Maia defende reforma tributária e novas parcelas do auxílio emergencial

Em entrevista nesta terça-feira (23), o presidente da Câmara, Rodrigo Maia (DEM-RJ), defendeu novamente a realização da reforma tributária. O parlamentar reiterou a importância do tema, principalmente, no ambiente econômico pós-pandemia.

Na segunda-feira (22), Maia participou de uma live produzida pelo Congresso em Foco em parceria com a Federação Brasileira de Associações de Fiscais de Tributos Estaduais (Febrafite),  o Movimento Viva e a Associação dos Agentes Fiscais de Rendas do Estado de São Paulo (Afresp), onde disse que vai articular para que a reforma seja votada até agosto.

Para ele, se o assunto não for discutido, o país continuará aprovando reformas administrativas e previdenciárias sem êxito. “Em fevereiro, mesmo antes da pandemia, a projeção já era de crescimento abaixo dos 2%. Um dos pontos é o sistema tributário que gera perda de competitividade. Temos uma carga tributária gigantesca e temos de melhorar isso”, disse.

Ele também comentou sobre a realização de um pacto pós-pandemia para recuperação da economia de grandes empresas, como as do setor aéreo. “Todos reclamam da falta de concorrência de empresas de aviação, se o governo não fizer intervenção, no sentido de socorrer o setor, aí sim que não teremos concorrência”.

Com a “informalidade explodindo”, Maia também apontou que o Executivo ainda não conseguiu chegar ao crédito para micro e pequenas e que é preciso pensar em políticas como outros países têm pensado. “O estado terá um papel diferente antes da pandemia”, avaliou.

Questionado sobre a manutenção do auxílio emergencial, o presidente disse ser importante manter as próximas duas parcelas de R$600 e que a questão a ser feita é “quanto custa não renovar?” “No curto prazo, não tem o que fazer.
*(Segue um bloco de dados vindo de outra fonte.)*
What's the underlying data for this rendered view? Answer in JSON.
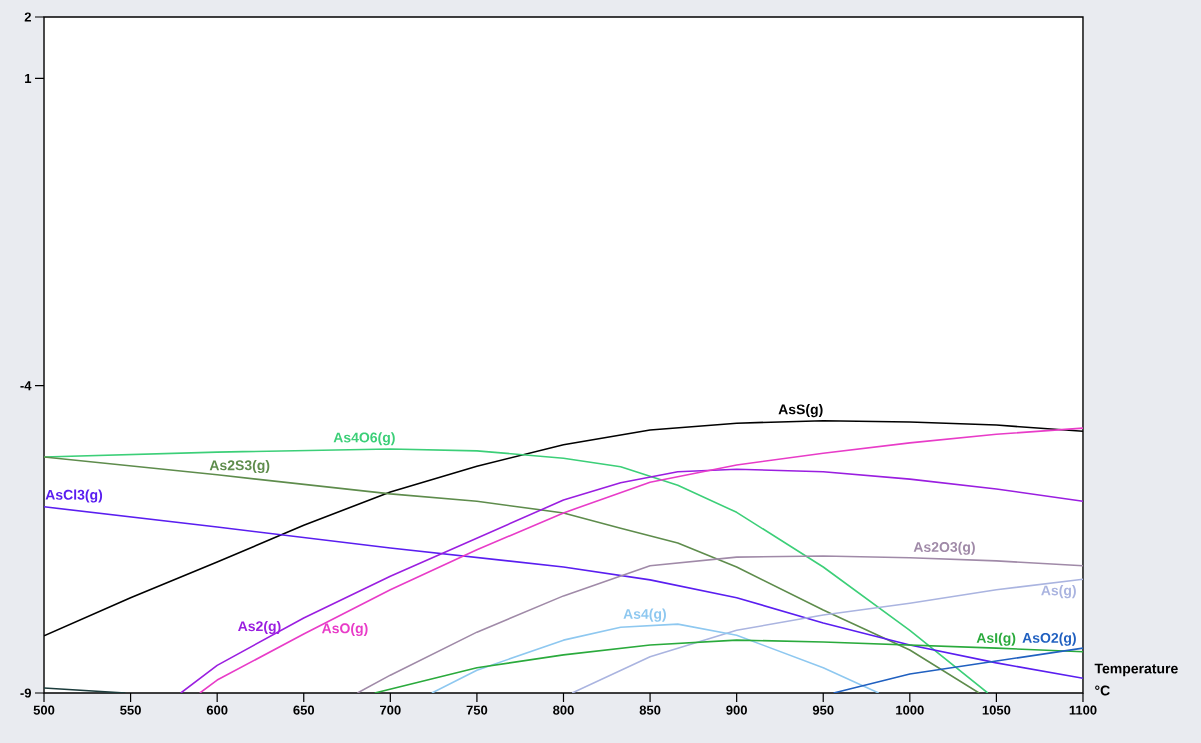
{
  "chart_data": {
    "type": "line",
    "xlabel": "Temperature °C",
    "xlim": [
      500,
      1100
    ],
    "xticks": [
      500,
      550,
      600,
      650,
      700,
      750,
      800,
      850,
      900,
      950,
      1000,
      1050,
      1100
    ],
    "ylim": [
      -9,
      2
    ],
    "yticks": [
      -9,
      -4,
      1,
      2
    ],
    "grid": false,
    "marker": "none",
    "line_style": "solid",
    "series": [
      {
        "name": "AsS(g)",
        "color": "#000000",
        "x": [
          500,
          550,
          600,
          650,
          700,
          750,
          800,
          850,
          900,
          950,
          1000,
          1050,
          1100
        ],
        "values": [
          -8.07,
          -7.45,
          -6.87,
          -6.27,
          -5.73,
          -5.31,
          -4.96,
          -4.72,
          -4.61,
          -4.57,
          -4.59,
          -4.64,
          -4.74
        ]
      },
      {
        "name": "As4O6(g)",
        "color": "#3ccf78",
        "x": [
          500,
          600,
          700,
          750,
          800,
          833,
          866,
          900,
          950,
          1000,
          1045
        ],
        "values": [
          -5.16,
          -5.08,
          -5.03,
          -5.06,
          -5.18,
          -5.32,
          -5.62,
          -6.06,
          -6.95,
          -7.98,
          -9.0
        ]
      },
      {
        "name": "As2S3(g)",
        "color": "#5e8c4c",
        "x": [
          500,
          600,
          700,
          750,
          800,
          833,
          866,
          900,
          950,
          1000,
          1040
        ],
        "values": [
          -5.16,
          -5.45,
          -5.76,
          -5.88,
          -6.07,
          -6.32,
          -6.56,
          -6.95,
          -7.65,
          -8.3,
          -9.0
        ]
      },
      {
        "name": "AsCl3(g)",
        "color": "#5a1ef0",
        "x": [
          500,
          600,
          700,
          800,
          850,
          900,
          950,
          1000,
          1050,
          1100
        ],
        "values": [
          -5.97,
          -6.3,
          -6.64,
          -6.95,
          -7.16,
          -7.45,
          -7.86,
          -8.22,
          -8.51,
          -8.76
        ]
      },
      {
        "name": "As2(g)",
        "color": "#9a1ee0",
        "x": [
          579,
          600,
          650,
          700,
          750,
          800,
          833,
          866,
          900,
          950,
          1000,
          1050,
          1100
        ],
        "values": [
          -9.0,
          -8.55,
          -7.78,
          -7.1,
          -6.48,
          -5.86,
          -5.58,
          -5.4,
          -5.36,
          -5.4,
          -5.52,
          -5.68,
          -5.88
        ]
      },
      {
        "name": "AsO(g)",
        "color": "#e83cc8",
        "x": [
          590,
          600,
          650,
          700,
          750,
          800,
          850,
          900,
          950,
          1000,
          1050,
          1100
        ],
        "values": [
          -9.0,
          -8.79,
          -8.04,
          -7.32,
          -6.67,
          -6.07,
          -5.57,
          -5.29,
          -5.1,
          -4.93,
          -4.79,
          -4.69
        ]
      },
      {
        "name": "As2O3(g)",
        "color": "#a08aa8",
        "x": [
          681,
          700,
          750,
          800,
          850,
          900,
          950,
          1000,
          1050,
          1100
        ],
        "values": [
          -9.0,
          -8.71,
          -8.01,
          -7.42,
          -6.93,
          -6.79,
          -6.77,
          -6.8,
          -6.85,
          -6.93
        ]
      },
      {
        "name": "As(g)",
        "color": "#aab4e0",
        "x": [
          805,
          850,
          900,
          950,
          1000,
          1050,
          1100
        ],
        "values": [
          -9.0,
          -8.41,
          -7.98,
          -7.73,
          -7.54,
          -7.32,
          -7.15
        ]
      },
      {
        "name": "As4(g)",
        "color": "#8ec8f0",
        "x": [
          724,
          750,
          800,
          833,
          866,
          900,
          950,
          982
        ],
        "values": [
          -9.0,
          -8.63,
          -8.14,
          -7.93,
          -7.88,
          -8.06,
          -8.59,
          -9.0
        ]
      },
      {
        "name": "AsI(g)",
        "color": "#2aaa3c",
        "x": [
          691,
          750,
          800,
          850,
          900,
          950,
          1000,
          1050,
          1100
        ],
        "values": [
          -9.0,
          -8.59,
          -8.38,
          -8.22,
          -8.14,
          -8.17,
          -8.22,
          -8.27,
          -8.33
        ]
      },
      {
        "name": "AsO2(g)",
        "color": "#2060c0",
        "x": [
          956,
          1000,
          1050,
          1100
        ],
        "values": [
          -9.0,
          -8.69,
          -8.48,
          -8.27
        ]
      },
      {
        "color": "#1c3c3c",
        "x": [
          500,
          547
        ],
        "values": [
          -8.92,
          -9.0
        ]
      }
    ]
  }
}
Este é o desafio e temos de escolher prioridades”.

Meio ambiente

De acordo com o parlamentar, há no Brasil duas situações que podem "atrapalhar a decisão de investimentos" no país: democracia e meio ambiente. "O que o Brasil passa para o mundo gera insegurança e retração de investimos, a gente pode fazer quantas reformas quisermos, mas confiança e credibilidade é fundamental para impactar na visão dos investidores. O Brasil começou a fazer com a criação de um grupo sobre meio ambiente com o vice-presidente Mourão, mas ainda tem um longo caminho para a retomada da credibilidade. Precisamos que este tema esteja normalizado e que as ações do governo sejam claras para sinalizarmos para a sociedade que temos preocupação a preservação".

Fundeb

Maia disse ainda que a proposta de emenda à Constituição (PEC) que prorroga o Fundo Nacional de Desenvolvimento da Educação (Fundeb) deve ser votada no plenário em julho. Ele afirmou que a relatora, a deputada Professora Dorinha Rezende (DEM-TO), deve entregar a versão final do parecer até quinta-feira (25).

A versão mais recente do parecer de Dorinha aumenta o financiamento da União de 10% para 20% em 11 anos. De acordo com Maia, esse ponto da proposta deverá ser ajustado. “A aceleração do incremento da União vai ser menor do que gostaríamos”, disse.

Ainda sobre as propostas que correm na Câmara, Maia comentou sobre o PL 3267/19, que entre outras medidas, aumenta a validade da Carteira Nacional de Habilitação (CNH) para dez anos e vincula a suspensão do direito de dirigir por pontos à gravidade da infração. "Acho que aumento da pontuação para quem trabalha no setor de táxi, Uber e caminhão é correto. O outro aumento [de tempo para renovação da carteira] é outra realidade. As pessoas tem qualidade de vida melhor e essa uma questão que pode ser ampliada. O relatório melhorou, mas tem algumas polêmicas que o Plenário precisará superar", disse.

Novamente Maia comentou sobre o adiamento das eleições. "O Senado está discutindo. Depois vou estudar a matéria e colocar meu ponto de vista. Não parei para analisar o texto ainda. Não acho que tenhamos voto ainda na Câmara", apontou. "O senado está criando situação para que todas as eleições sejam feitas esse ano. Espero que a  gente consiga organizar a votação para que possamos adiar as eleições", defendeu.